Meat substitution is also good. Reed recommends using lean ground turkey instead of ground beef. Another trick is to use half the amount of meat called for in older recipes.

"That way, you get all the flavor and feel of the meat, but a lot less of the bad parts of meat," she says, adding that cooking times generally stay the same even when you make substitutions.

Reed also points out that casseroles are a great place to add vegetables to your family's diet. "Throw in cooked broccoli, brown rice, or add beans," she says. "You can add all kinds of vegetables in there without changing the cooking times."

East-Meets-West Casserole

8 ounces bow-tie whole-wheat pasta
2 tablespoons reduced-sodium soy sauce
1/2 tablespoon sesame oil
1/2 cup orange juice
2 teaspoons grated orange peel or to taste
1 teaspoon corn starch
non-stick cooking spray
1-2 garlic cloves, minced
1 tablespoon fresh ginger, grated
1 cup green onion, chopped
11/2 cup mushrooms, sliced
1 cup asparagus cut in 1-inch pieces
1 orange, peeled, seeded, and diced
1 tablespoon toasted sesame seeds
1 cup cooked chicken, chopped
(canned black beans, drained and rinsed, may be substituted for chicken)

  • Cook pasta according to package directions, quickly rinse with cold water, and drain well.
  • In the meantime, make the sauce by mixing together soy sauce, sesame oil, juice, orange peel, and cornstarch.
  • Coat a large non-stick skillet with cooking spray and place over medium heat.

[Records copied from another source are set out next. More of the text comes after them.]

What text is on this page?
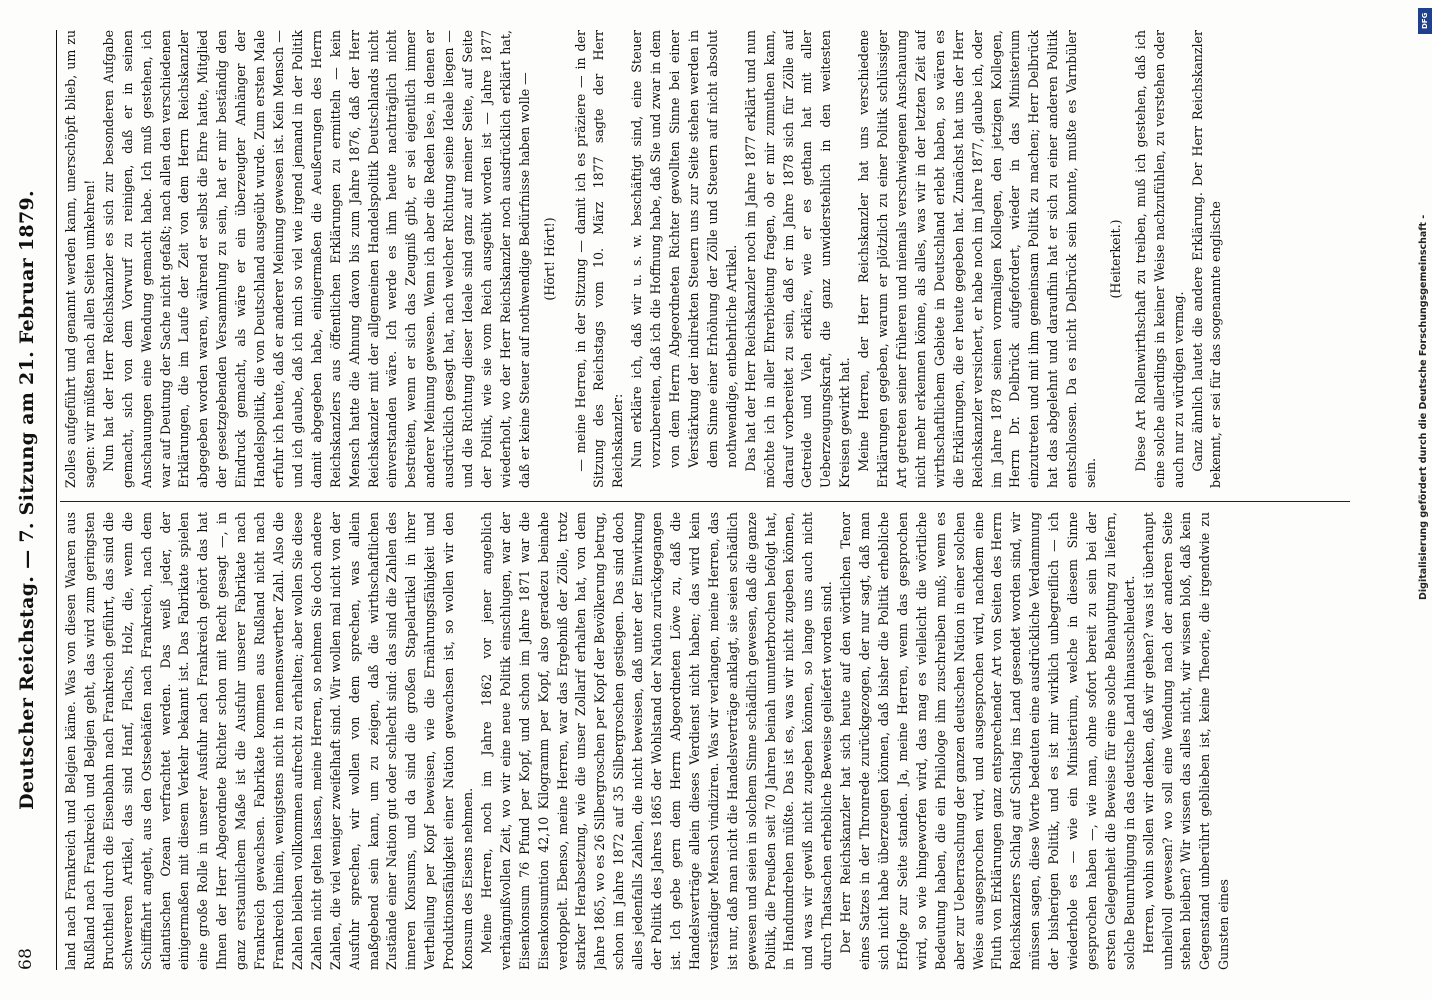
68
Deutscher Reichstag. — 7. Sitzung am 21. Februar 1879. land nach Frankreich und Belgien käme. Was von diesen Waaren aus Rußland nach Frankreich und Belgien geht, das wird zum geringsten Bruchtheil durch die Eisenbahn nach Frankreich geführt, das sind die schwereren Artikel, das sind Hanf, Flachs, Holz, die, wenn die Schifffahrt angeht, aus den Ostseehäfen nach Frankreich, nach dem atlantischen Ozean verfrachtet werden. Das weiß jeder, der einigermaßen mit diesem Verkehr bekannt ist. Das Fabrikate spielen eine große Rolle in unserer Ausfuhr nach Frankreich gehört das hat Ihnen der Herr Abgeordnete Richter schon mit Recht gesagt —, in ganz erstaunlichem Maße ist die Ausfuhr unserer Fabrikate nach Frankreich gewachsen. Fabrikate kommen aus Rußland nicht nach Frankreich hinein, wenigstens nicht in nennenswerther Zahl. Also die Zahlen bleiben vollkommen aufrecht zu erhalten; aber wollen Sie diese Zahlen nicht gelten lassen, meine Herren, so nehmen Sie doch andere Zahlen, die viel weniger zweifelhaft sind. Wir wollen mal nicht von der Ausfuhr sprechen, wir wollen von dem sprechen, was allein maßgebend sein kann, um zu zeigen, daß die wirthschaftlichen Zustände einer Nation gut oder schlecht sind: das sind die Zahlen des inneren Konsums, und da sind die großen Stapelartikel in ihrer Vertheilung per Kopf beweisen, wie die Ernährungsfähigkeit und Produktionsfähigkeit einer Nation gewachsen ist, so wollen wir den Konsum des Eisens nehmen. Meine Herren, noch im Jahre 1862 vor jener angeblich verhängnißvollen Zeit, wo wir eine neue Politik einschlugen, war der Eisenkonsum 76 Pfund per Kopf, und schon im Jahre 1871 war die Eisenkonsumtion 42,10 Kilogramm per Kopf, also geradezu beinahe verdoppelt. Ebenso, meine Herren, war das Ergebniß der Zölle, trotz starker Herabsetzung, wie die unser Zollarif erhalten hat, von dem Jahre 1865, wo es 26 Silbergroschen per Kopf der Bevölkerung betrug, schon im Jahre 1872 auf 35 Silbergroschen gestiegen. Das sind doch alles jedenfalls Zahlen, die nicht beweisen, daß unter der Einwirkung der Politik des Jahres 1865 der Wohlstand der Nation zurückgegangen ist. Ich gebe gern dem Herrn Abgeordneten Löwe zu, daß die Handelsverträge allein dieses Verdienst nicht haben; das wird kein verständiger Mensch vindiziren. Was wir verlangen, meine Herren, das ist nur, daß man nicht die Handelsverträge anklagt, sie seien schädlich gewesen und seien in solchem Sinne schädlich gewesen, daß die ganze Politik, die Preußen seit 70 Jahren beinah ununterbrochen befolgt hat, in Handumdrehen müßte. Das ist es, was wir nicht zugeben können, und was wir gewiß nicht zugeben können, so lange uns auch nicht durch Thatsachen erhebliche Beweise geliefert worden sind. Der Herr Reichskanzler hat sich heute auf den wörtlichen Tenor eines Satzes in der Thronrede zurückgezogen, der nur sagt, daß man sich nicht habe überzeugen können, daß bisher die Politik erhebliche Erfolge zur Seite standen. Ja, meine Herren, wenn das gesprochen wird, so wie hingeworfen wird, das mag es vielleicht die wörtliche Bedeutung haben, die ein Philologe ihm zuschreiben muß; wenn es aber zur Ueberraschung der ganzen deutschen Nation in einer solchen Weise ausgesprochen wird, und ausgesprochen wird, nachdem eine Fluth von Erklärungen ganz entsprechender Art von Seiten des Herrn Reichskanzlers Schlag auf Schlag ins Land gesendet worden sind, wir müssen sagen, diese Worte bedeuten eine ausdrückliche Verdammung der bisherigen Politik, und es ist mir wirklich unbegreiflich — ich wiederhole es — wie ein Ministerium, welche in diesem Sinne gesprochen haben —, wie man, ohne sofort bereit zu sein bei der ersten Gelegenheit die Beweise für eine solche Behauptung zu liefern, solche Beunruhigung in das deutsche Land hinausschleudert. Herren, wohin sollen wir denken, daß wir gehen? was ist überhaupt unheilvoll gewesen? wo soll eine Wendung nach der anderen Seite stehen bleiben? Wir wissen das alles nicht, wir wissen bloß, daß kein Gegenstand unberührt geblieben ist, keine Theorie, die irgendwie zu Gunsten eines

Zolles aufgeführt und genannt werden kann, unerschöpft blieb, um zu sagen: wir müßten nach allen Seiten umkehren! Nun hat der Herr Reichskanzler es sich zur besonderen Aufgabe gemacht, sich von dem Vorwurf zu reinigen, daß er in seinen Anschauungen eine Wendung gemacht habe. Ich muß gestehen, ich war auf Deutung der Sache nicht gefaßt; nach allen den verschiedenen Erklärungen, die im Laufe der Zeit von dem Herrn Reichskanzler abgegeben worden waren, während er selbst die Ehre hatte, Mitglied der gesetzgebenden Versammlung zu sein, hat er mir beständig den Eindruck gemacht, als wäre er ein überzeugter Anhänger der Handelspolitik, die von Deutschland ausgeübt wurde. Zum ersten Male erfuhr ich heute, daß er anderer Meinung gewesen ist. Kein Mensch — und ich glaube, daß ich mich so viel wie irgend jemand in der Politik damit abgegeben habe, einigermaßen die Aeußerungen des Herrn Reichskanzlers aus öffentlichen Erklärungen zu ermitteln — kein Mensch hatte die Ahnung davon bis zum Jahre 1876, daß der Herr Reichskanzler mit der allgemeinen Handelspolitik Deutschlands nicht einverstanden wäre. Ich werde es ihm heute nachträglich nicht bestreiten, wenn er sich das Zeugniß gibt, er sei eigentlich immer anderer Meinung gewesen. Wenn ich aber die Reden lese, in denen er ausdrücklich gesagt hat, nach welcher Richtung seine Ideale liegen — und die Richtung dieser Ideale sind ganz auf meiner Seite, auf Seite der Politik, wie sie vom Reich ausgeübt worden ist — Jahre 1877 wiederholt, wo der Herr Reichskanzler noch ausdrücklich erklärt hat, daß er keine Steuer auf nothwendige Bedürfnisse haben wolle — (Hört! Hört!) — meine Herren, in der Sitzung — damit ich es präziere — in der Sitzung des Reichstags vom 10. März 1877 sagte der Herr Reichskanzler: Nun erkläre ich, daß wir u. s. w. beschäftigt sind, eine Steuer vorzubereiten, daß ich die Hoffnung habe, daß Sie und zwar in dem von dem Herrn Abgeordneten Richter gewollten Sinne bei einer Verstärkung der indirekten Steuern uns zur Seite stehen werden in dem Sinne einer Erhöhung der Zölle und Steuern auf nicht absolut nothwendige, entbehrliche Artikel. Das hat der Herr Reichskanzler noch im Jahre 1877 erklärt und nun möchte ich in aller Ehrerbietung fragen, ob er mir zumuthen kann, darauf vorbereitet zu sein, daß er im Jahre 1878 sich für Zölle auf Getreide und Vieh erkläre, wie er es gethan hat mit aller Ueberzeugungskraft, die ganz unwiderstehlich in den weitesten Kreisen gewirkt hat. Meine Herren, der Herr Reichskanzler hat uns verschiedene Erklärungen gegeben, warum er plötzlich zu einer Politik schlüssiger Art getreten seiner früheren und niemals verschwiegenen Anschauung nicht mehr erkennen könne, als alles, was wir in der letzten Zeit auf wirthschaftlichem Gebiete in Deutschland erlebt haben, so wären es die Erklärungen, die er heute gegeben hat. Zunächst hat uns der Herr Reichskanzler versichert, er habe noch im Jahre 1877, glaube ich, oder im Jahre 1878 seinen vormaligen Kollegen, den jetzigen Kollegen, Herrn Dr. Delbrück aufgefordert, wieder in das Ministerium einzutreten und mit ihm gemeinsam Politik zu machen; Herr Delbrück hat das abgelehnt und daraufhin hat er sich zu einer anderen Politik entschlossen. Da es nicht Delbrück sein konnte, mußte es Varnbüler sein.

(Heiterkeit.) Diese Art Rollenwirthschaft zu treiben, muß ich gestehen, daß ich eine solche allerdings in keiner Weise nachzufühlen, zu verstehen oder auch nur zu würdigen vermag. Ganz ähnlich lautet die andere Erklärung. Der Herr Reichskanzler bekennt, er sei für das sogenannte englische

DFG
Digitalisierung gefördert durch die Deutsche Forschungsgemeinschaft -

Sauté garlic and ginger until it turns pale gold, about 1 minute, stirring constantly to prevent burning. Add onion and mushrooms and sauté, stirring constantly, about 2 minutes. Add asparagus and sauté for 2 minutes more.
  • Re-stir the sauce and add to skillet. Cook, stirring constantly, until vegetables are tender and the sauce thickens, about 1-2 minutes. Add pasta, orange pieces and chicken (or beans), stirring lightly until all ingredients are well mixed.
  • Sprinkle some sesame seeds and serve.

Makes 4 servings

Per serving: 340 calories and 8 grams of fat.

"Apart from casseroles, you should try to get at least one serving of fruits or vegetables with every meal," says Reed. "Add a fruit to breakfast by putting blueberries or strawberries on your morning cereal. Put lettuce and tomatoes on a sandwich at lunch, and snack on fruits and vegetables through the day."

Reed adds that carrots are a good way to start. "Carrots have lots less sugar than candy, and they are loaded with fiber. They make a great snack food."